Brandin J. Alvarez (Ting)
Preferred pronouns:
No preferred pronoun
Self-identification: Pansexual, gender neutral (Bayoguin)
I would firstly like to thank the amazing photographer that took these very vulnerable photos of me. I had never thought about it up until this point - the ideas I had surrounding self-image, and the opinions I had about myself. I wouldn’t say I blocked out bad memories so much as I normalized events in my life that I now know were toxic. Growing up I was very thin. And as I grew up and made my way into adulthood that body followed me. I have always had a hard time gaining weight and through the actions of others I was often reminded of this. As I got older it became easier to do so but I guess my perception of self has always been complicated. I was never really, happy with my body. I was either to skinny or to heavy. I’m now almost 30 and while I could bore you with my life story as to how I got to this point I won’t. I’ll leave you with this instead. It has taken me the span of almost 17 years to figure out how to appreciate who I am and where I stand in life. My experiences in life may not mirror that of another, but what I can tell you is that learning to appreciate yourself, how you identify as a person, and how to create more positive behaviors, starts with having support that is healthy and positive.
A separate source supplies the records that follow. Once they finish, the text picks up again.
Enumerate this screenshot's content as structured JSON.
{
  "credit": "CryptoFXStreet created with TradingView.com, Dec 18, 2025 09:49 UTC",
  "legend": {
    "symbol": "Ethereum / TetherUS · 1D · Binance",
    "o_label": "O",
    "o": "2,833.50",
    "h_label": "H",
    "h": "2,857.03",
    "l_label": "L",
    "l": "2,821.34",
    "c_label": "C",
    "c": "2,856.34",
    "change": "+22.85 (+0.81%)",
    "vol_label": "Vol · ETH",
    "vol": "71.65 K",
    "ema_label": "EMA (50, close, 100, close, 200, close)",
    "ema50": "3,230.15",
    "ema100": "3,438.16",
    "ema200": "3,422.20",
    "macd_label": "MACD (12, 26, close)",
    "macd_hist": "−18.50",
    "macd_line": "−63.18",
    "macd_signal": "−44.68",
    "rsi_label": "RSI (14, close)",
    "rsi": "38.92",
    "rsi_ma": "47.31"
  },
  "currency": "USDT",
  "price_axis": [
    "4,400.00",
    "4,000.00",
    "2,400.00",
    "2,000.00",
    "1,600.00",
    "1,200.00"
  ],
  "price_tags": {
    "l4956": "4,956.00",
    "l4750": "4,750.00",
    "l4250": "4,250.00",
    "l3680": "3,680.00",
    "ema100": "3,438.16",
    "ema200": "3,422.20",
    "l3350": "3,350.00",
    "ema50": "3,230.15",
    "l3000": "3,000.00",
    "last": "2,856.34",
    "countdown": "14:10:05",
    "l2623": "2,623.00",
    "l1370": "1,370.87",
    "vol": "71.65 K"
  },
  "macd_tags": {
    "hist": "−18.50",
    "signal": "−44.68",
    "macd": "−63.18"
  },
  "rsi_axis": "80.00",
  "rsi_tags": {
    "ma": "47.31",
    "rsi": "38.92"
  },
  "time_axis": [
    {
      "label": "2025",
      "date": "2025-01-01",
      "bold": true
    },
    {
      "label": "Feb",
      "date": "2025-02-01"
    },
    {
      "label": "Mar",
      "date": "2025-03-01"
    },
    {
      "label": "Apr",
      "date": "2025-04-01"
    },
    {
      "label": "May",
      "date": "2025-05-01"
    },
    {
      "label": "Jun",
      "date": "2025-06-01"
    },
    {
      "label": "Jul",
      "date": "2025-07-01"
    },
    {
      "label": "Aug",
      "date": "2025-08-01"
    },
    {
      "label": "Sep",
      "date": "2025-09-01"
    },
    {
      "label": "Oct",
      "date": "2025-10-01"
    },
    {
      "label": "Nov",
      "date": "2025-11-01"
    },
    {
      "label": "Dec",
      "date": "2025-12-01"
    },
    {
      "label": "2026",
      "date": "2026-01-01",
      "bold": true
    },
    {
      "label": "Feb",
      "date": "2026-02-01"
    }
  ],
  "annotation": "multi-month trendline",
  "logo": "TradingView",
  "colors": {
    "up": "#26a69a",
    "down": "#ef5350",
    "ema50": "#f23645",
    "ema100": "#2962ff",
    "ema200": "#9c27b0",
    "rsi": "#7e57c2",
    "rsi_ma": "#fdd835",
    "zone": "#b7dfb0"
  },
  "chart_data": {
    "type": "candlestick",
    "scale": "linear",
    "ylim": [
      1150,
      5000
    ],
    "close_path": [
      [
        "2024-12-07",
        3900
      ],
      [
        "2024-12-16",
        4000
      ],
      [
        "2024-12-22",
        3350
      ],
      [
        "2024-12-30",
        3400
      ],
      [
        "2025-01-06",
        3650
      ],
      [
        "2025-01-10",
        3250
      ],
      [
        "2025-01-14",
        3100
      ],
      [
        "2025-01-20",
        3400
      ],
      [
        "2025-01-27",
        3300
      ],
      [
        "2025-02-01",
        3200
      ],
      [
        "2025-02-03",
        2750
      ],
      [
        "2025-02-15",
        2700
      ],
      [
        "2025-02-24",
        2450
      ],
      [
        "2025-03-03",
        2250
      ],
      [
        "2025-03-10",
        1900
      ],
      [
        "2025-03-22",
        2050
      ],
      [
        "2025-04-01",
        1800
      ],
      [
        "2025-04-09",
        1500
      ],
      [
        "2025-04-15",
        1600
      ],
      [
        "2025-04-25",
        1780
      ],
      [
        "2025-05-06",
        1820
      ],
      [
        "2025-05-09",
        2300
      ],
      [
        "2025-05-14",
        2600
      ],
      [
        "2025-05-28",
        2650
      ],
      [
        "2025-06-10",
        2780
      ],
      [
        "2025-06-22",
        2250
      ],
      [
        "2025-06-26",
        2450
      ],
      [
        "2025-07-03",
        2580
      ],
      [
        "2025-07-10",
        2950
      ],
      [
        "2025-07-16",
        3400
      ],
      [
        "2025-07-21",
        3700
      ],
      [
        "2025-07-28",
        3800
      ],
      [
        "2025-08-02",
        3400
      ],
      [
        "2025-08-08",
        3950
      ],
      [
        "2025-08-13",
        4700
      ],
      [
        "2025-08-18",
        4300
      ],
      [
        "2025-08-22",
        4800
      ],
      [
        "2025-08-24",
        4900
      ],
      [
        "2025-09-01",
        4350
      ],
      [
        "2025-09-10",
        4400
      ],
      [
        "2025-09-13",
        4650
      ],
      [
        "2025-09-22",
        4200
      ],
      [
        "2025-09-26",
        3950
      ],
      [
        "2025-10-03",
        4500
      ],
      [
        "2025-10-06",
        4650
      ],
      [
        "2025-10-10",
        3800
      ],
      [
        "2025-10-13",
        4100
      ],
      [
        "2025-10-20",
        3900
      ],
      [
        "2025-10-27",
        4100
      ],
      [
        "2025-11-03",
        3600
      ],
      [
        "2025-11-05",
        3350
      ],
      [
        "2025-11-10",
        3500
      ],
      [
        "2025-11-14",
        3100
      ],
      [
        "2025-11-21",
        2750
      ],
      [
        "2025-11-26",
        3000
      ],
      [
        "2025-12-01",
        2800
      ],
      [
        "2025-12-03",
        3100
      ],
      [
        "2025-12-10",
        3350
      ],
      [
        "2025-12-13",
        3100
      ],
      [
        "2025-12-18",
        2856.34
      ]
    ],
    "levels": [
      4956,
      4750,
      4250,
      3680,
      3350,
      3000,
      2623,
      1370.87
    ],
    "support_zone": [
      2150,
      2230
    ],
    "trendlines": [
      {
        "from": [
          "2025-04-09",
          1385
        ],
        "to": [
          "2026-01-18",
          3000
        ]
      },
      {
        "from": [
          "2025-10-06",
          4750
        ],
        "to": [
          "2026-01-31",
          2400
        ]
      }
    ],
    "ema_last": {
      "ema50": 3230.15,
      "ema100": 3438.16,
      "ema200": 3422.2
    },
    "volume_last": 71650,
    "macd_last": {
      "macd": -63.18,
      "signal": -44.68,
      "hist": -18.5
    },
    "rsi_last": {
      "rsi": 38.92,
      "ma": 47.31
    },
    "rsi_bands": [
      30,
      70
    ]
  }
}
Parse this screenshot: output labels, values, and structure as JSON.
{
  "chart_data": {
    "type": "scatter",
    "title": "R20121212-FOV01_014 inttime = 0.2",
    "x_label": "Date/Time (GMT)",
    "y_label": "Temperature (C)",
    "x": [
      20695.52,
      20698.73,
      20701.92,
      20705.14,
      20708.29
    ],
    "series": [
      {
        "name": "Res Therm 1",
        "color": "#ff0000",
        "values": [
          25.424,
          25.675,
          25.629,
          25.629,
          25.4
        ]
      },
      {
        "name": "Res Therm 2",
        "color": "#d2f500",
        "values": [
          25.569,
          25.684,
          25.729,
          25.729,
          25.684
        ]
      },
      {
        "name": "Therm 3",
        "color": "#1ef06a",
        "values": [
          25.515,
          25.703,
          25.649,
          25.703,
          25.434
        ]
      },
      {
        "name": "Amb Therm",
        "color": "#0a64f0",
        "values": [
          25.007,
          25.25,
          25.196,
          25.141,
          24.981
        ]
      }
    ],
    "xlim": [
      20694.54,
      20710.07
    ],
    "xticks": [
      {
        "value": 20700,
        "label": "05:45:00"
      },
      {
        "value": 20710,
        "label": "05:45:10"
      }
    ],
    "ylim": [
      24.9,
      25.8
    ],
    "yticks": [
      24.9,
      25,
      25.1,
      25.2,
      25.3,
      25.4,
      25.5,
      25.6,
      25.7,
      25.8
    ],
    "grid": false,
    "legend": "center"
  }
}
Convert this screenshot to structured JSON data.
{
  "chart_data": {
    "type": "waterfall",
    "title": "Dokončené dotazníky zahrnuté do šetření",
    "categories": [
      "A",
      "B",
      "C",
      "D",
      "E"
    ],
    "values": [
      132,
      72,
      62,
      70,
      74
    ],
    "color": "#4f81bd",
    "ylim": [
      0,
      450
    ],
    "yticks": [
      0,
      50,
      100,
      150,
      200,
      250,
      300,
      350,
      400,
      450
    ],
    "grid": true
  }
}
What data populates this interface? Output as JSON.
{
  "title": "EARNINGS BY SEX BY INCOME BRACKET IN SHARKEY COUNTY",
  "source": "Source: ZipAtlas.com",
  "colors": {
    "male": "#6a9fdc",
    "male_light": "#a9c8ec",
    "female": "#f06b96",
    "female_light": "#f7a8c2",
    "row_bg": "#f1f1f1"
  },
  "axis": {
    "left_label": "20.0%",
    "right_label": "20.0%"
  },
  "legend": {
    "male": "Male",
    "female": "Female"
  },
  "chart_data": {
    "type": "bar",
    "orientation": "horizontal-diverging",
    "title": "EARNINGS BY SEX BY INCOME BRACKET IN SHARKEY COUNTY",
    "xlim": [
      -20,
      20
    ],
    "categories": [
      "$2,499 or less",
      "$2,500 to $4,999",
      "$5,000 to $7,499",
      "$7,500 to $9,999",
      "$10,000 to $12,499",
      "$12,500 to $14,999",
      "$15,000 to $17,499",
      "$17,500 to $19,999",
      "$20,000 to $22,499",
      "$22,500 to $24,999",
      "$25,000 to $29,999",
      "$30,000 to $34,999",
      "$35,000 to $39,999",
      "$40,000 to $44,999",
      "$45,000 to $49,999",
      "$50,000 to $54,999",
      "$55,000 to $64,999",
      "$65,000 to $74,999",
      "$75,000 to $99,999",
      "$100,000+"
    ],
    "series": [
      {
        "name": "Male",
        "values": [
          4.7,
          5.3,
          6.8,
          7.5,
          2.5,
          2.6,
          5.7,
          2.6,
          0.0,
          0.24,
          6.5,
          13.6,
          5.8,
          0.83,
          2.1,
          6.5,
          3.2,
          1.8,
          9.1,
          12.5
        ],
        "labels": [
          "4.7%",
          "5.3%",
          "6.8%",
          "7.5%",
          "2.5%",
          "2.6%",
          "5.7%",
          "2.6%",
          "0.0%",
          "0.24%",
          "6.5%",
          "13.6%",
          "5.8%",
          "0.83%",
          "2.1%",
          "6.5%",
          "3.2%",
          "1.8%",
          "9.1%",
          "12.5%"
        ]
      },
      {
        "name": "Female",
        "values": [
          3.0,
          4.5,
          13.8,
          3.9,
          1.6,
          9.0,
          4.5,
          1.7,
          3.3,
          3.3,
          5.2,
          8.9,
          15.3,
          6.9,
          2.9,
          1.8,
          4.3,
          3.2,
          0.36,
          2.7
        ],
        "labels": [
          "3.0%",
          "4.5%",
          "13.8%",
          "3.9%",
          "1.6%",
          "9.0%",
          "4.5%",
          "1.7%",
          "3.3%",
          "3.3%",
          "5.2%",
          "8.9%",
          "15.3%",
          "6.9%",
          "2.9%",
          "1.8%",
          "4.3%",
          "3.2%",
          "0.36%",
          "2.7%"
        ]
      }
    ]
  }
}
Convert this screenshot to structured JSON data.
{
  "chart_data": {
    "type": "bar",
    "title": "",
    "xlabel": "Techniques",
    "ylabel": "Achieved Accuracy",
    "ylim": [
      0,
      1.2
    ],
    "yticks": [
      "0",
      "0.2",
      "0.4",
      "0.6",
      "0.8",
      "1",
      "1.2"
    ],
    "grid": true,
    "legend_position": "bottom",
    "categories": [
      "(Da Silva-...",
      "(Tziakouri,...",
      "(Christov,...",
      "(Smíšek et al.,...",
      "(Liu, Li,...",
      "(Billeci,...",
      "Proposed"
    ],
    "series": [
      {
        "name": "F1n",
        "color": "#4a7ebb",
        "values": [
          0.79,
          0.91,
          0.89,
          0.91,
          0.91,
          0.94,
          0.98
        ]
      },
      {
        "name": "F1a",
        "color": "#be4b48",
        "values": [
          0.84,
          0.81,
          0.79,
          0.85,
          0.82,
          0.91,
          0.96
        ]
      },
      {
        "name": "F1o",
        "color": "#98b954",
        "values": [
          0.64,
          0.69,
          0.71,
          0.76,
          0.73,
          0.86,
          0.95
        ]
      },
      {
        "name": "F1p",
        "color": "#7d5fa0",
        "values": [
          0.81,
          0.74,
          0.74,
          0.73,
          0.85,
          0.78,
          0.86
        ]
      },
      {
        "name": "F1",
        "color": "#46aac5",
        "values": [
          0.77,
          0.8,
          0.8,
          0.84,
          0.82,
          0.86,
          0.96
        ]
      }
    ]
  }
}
We cannot learn without example so for someone to tell us to “love ourselves” and “appreciate our lives” are merely empty phrases that become toxic unless those same people can show us what that means. With that said we are not merely students – we are humans just like anyone else. In loving us unconditionally we can learn to do the same. I have LEARNED how to appreciate this body, this mind, and this soul, over the course of years and I’m still learning what it means to be comfortable with me, my body, and who I am as a person. Growth doesn’t stop for me. It will continue to be fostered within me and others. The idea that WE ALL are these amazing sentient beings.